La storia di Scarzuola

La storia della Scarzuola è un viaggio affascinante che inizia nel lontano 1218. Si racconta che San Francesco d’Assisi, durante uno dei suoi pellegrinaggi, costruì una piccola capanna con una pianta palustre chiamata “scarza“, da cui prende il nome questo luogo incantato.
Con il tempo, accanto alla capanna nacque un convento, che prosperò fino al XVIII secolo.

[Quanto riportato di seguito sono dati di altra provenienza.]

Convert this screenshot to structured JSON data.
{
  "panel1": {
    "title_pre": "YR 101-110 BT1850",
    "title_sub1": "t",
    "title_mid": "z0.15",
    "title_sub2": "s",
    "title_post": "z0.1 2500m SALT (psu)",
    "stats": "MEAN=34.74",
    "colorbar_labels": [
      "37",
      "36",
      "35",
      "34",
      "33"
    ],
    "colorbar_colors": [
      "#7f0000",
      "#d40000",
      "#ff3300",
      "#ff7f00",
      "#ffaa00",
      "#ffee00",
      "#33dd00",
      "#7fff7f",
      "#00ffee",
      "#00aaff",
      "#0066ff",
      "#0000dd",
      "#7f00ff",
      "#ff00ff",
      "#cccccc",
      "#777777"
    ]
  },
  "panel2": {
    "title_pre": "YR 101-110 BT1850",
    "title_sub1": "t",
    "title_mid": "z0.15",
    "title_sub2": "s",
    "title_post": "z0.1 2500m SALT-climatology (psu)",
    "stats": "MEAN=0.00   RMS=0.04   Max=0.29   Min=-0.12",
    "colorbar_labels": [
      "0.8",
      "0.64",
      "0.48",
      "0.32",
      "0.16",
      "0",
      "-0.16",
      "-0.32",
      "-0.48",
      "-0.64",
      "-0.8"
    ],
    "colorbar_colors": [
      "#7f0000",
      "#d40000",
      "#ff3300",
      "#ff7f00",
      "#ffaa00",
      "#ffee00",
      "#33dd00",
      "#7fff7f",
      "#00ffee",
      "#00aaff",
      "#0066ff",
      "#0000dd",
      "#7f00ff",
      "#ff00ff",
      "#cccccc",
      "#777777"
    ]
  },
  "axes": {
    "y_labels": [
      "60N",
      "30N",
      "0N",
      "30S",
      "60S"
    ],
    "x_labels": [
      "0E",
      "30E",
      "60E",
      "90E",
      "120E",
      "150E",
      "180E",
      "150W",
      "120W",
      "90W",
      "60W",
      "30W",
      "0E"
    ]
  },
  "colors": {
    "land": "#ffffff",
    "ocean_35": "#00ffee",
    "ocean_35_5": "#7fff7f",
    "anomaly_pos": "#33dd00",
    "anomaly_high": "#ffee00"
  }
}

La trasformazione epica di Scarzuola

Ma è nel 1956 che la Scarzuola subisce una trasformazione epica grazie a Tomaso Buzzi. Questo visionario architetto e designer del XX secolo, spinto da un sogno utopico, acquistò la proprietà e iniziò a plasmare la sua “città ideale“. Immaginate un artista che, con la pazienza di un monaco e l’estro di un poeta, lavora per oltre vent’anni a un progetto straordinario.

Il tocco magico

Buzzi, con il suo tocco magico, ha dato vita a un complesso che sembra uscito da un sogno: sette teatri, ognuno con una propria anima, giardini pieni di simboli nascosti e strutture architettoniche che raccontano una storia personale di ricerca spirituale e filosofica.
Ogni angolo della Scarzuola è intriso della visione unica di Buzzi, un luogo dove il tempo sembra sospeso e l’immaginazione prende il volo.

Cosa vedere a Scarzuola

Visitare La Scarzuola è come entrare in un mondo parallelo, dove l’architettura e l’arte si fondono per creare un’esperienza unica. Ecco alcune delle principali attrazioni da non perdere:

  1. Il Convento di San Francesco: Inizia il tour dalle rovine del convento originario, dove è possibile vedere la chiesa e la cappella affrescata con scene della vita di San Francesco.
  2. Il Teatro dell’Immaginario: Questo è il cuore della città-teatro di Buzzi. Composto da sette teatri simbolici, ciascuno rappresenta una diversa fase della vita e dell’esperienza umana. Ogni teatro è un’opera d’arte in sé, con sculture, mosaici e architetture ispirate a diverse epoche e stili.
  3. La Torre di Babele: Una delle strutture più iconiche di La Scarzuola, la Torre di Babele rappresenta la confusione e la molteplicità delle lingue e delle culture. La torre è una costruzione labirintica che invita i visitatori a perdersi e riflettere.
  4. Il Giardino Segreto: Un luogo di pace e meditazione, il giardino segreto è pieno di simbolismi e riferimenti esoterici. Le piante e le strutture del giardino sono disposte in modo tale da creare un percorso spirituale e introspezione.
  5. La Città Ideale: Questo complesso architettonico è la visione utopica di Buzzi di una città perfetta. Con le sue geometrie precise e le sue strutture oniriche, la città ideale rappresenta la ricerca dell’armonia e della perfezione.
  6. La Scala della Saggezza: Una scala monumentale che conduce a un punto panoramico, simbolizza l’ascesa verso la conoscenza e la consapevolezza.

Come arrivare alla Scarzuola in Auto

Raggiungere La Scarzuola è parte dell’avventura. Siamo nel comune di Montegabbione, in provincia di Terni, è ben collegata alle principali città dell’Umbria.
Ecco come arrivarci:

  • Da Roma: Prendi l’autostrada A1 in direzione Firenze e esci a Fabro. Da qui, segui le indicazioni per Montegabbione e poi per Montegiove. La Scarzuola è ben segnalata.
  • Da Firenze: Prendi l’autostrada A1 in direzione Roma e esci a Fabro. Segui le indicazioni per Montegabbione e poi per Montegiove.
  • Da Perugia: Prendi la SS220 verso Città della Pieve, poi segui le indicazioni per Fabro, Montegabbione e Montegiove.